Blackbaud, the leading provider of software for powering social impact, today announced it has reached a settlement with 49 state Attorneys General and the District of Columbia related to the previously disclosed multi-state investigation of its 2020 security incident.

“At Blackbaud, protecting customers’ and their constituents’ privacy has always been, and will continue to be, one of our most important priorities,” said Mike Gianoni, president and CEO, Blackbaud. “Cyber-attacks are always evolving, so we are continually strengthening our cybersecurity and compliance programs to ensure our resilience in an ever-changing threat landscape. We are pleased to fully resolve this matter and proud of our role as the essential software provider for purpose-driven organizations.”
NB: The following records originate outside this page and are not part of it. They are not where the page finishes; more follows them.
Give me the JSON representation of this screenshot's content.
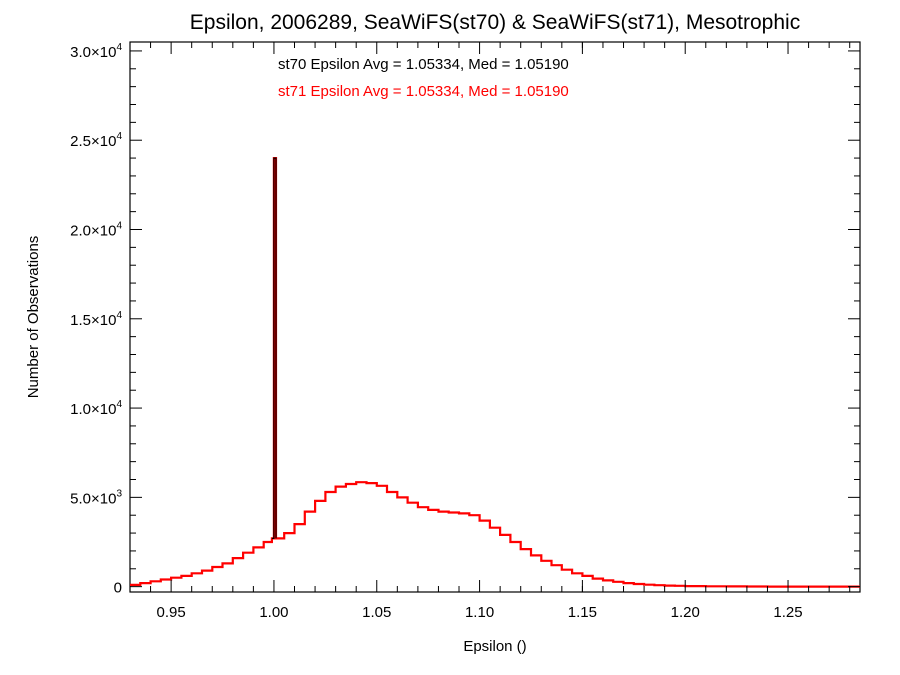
{
  "chart_data": {
    "type": "line",
    "title": "Epsilon, 2006289, SeaWiFS(st70) & SeaWiFS(st71), Mesotrophic",
    "xlabel": "Epsilon ()",
    "ylabel": "Number of Observations",
    "xlim": [
      0.93,
      1.285
    ],
    "ylim": [
      -300,
      30500
    ],
    "grid": false,
    "x_ticks": [
      {
        "value": 0.95,
        "label": "0.95"
      },
      {
        "value": 1.0,
        "label": "1.00"
      },
      {
        "value": 1.05,
        "label": "1.05"
      },
      {
        "value": 1.1,
        "label": "1.10"
      },
      {
        "value": 1.15,
        "label": "1.15"
      },
      {
        "value": 1.2,
        "label": "1.20"
      },
      {
        "value": 1.25,
        "label": "1.25"
      }
    ],
    "y_ticks": [
      {
        "value": 0,
        "mant": "0",
        "exp": ""
      },
      {
        "value": 5000,
        "mant": "5.0×10",
        "exp": "3"
      },
      {
        "value": 10000,
        "mant": "1.0×10",
        "exp": "4"
      },
      {
        "value": 15000,
        "mant": "1.5×10",
        "exp": "4"
      },
      {
        "value": 20000,
        "mant": "2.0×10",
        "exp": "4"
      },
      {
        "value": 25000,
        "mant": "2.5×10",
        "exp": "4"
      },
      {
        "value": 30000,
        "mant": "3.0×10",
        "exp": "4"
      }
    ],
    "annotations": [
      {
        "text": "st70 Epsilon Avg = 1.05334, Med = 1.05190",
        "color": "#000000"
      },
      {
        "text": "st71 Epsilon Avg = 1.05334, Med = 1.05190",
        "color": "#ff0000"
      }
    ],
    "series": [
      {
        "color": "#ff0000",
        "x": [
          0.93,
          0.935,
          0.94,
          0.945,
          0.95,
          0.955,
          0.96,
          0.965,
          0.97,
          0.975,
          0.98,
          0.985,
          0.99,
          0.995,
          0.999,
          1.0,
          1.001,
          1.005,
          1.01,
          1.015,
          1.02,
          1.025,
          1.03,
          1.035,
          1.04,
          1.045,
          1.05,
          1.055,
          1.06,
          1.065,
          1.07,
          1.075,
          1.08,
          1.085,
          1.09,
          1.095,
          1.1,
          1.105,
          1.11,
          1.115,
          1.12,
          1.125,
          1.13,
          1.135,
          1.14,
          1.145,
          1.15,
          1.155,
          1.16,
          1.165,
          1.17,
          1.175,
          1.18,
          1.185,
          1.19,
          1.195,
          1.2,
          1.21,
          1.22,
          1.23,
          1.24,
          1.25,
          1.26,
          1.27,
          1.285
        ],
        "y": [
          100,
          200,
          300,
          400,
          500,
          600,
          750,
          900,
          1100,
          1300,
          1600,
          1900,
          2200,
          2500,
          2700,
          24000,
          2700,
          3000,
          3500,
          4200,
          4800,
          5300,
          5600,
          5750,
          5850,
          5800,
          5650,
          5300,
          5000,
          4700,
          4450,
          4300,
          4200,
          4150,
          4100,
          4000,
          3700,
          3300,
          2900,
          2500,
          2100,
          1750,
          1450,
          1200,
          950,
          750,
          600,
          450,
          350,
          270,
          200,
          150,
          110,
          80,
          60,
          45,
          30,
          20,
          12,
          8,
          5,
          3,
          2,
          1,
          0
        ]
      },
      {
        "color": "#000000",
        "x": [
          0.999,
          1.0,
          1.001
        ],
        "y": [
          2700,
          24000,
          2700
        ]
      }
    ]
  }
}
With this resolution, Blackbaud has agreed to pay a total of $49.5 million to the 49 states and District of Columbia. In addition, Blackbaud has agreed to comply with applicable laws, not to make misleading statements related to its data protection, privacy, security, confidentiality, integrity, breach notification requirements and similar matters and to implement and improve certain cybersecurity programs and tools.

Arizona will receive $1.8M of Blackbaud’s multistate settlement.

The settlement amount was fully accrued as a contingent liability in the company’s financial statements as of June 30, 2023. Blackbaud expects to pay the full settlement to each state and the District of Columbia in October 2023 from its existing liquidity. This settlement does not impact Blackbaud’s previously provided 2023 financial guidance.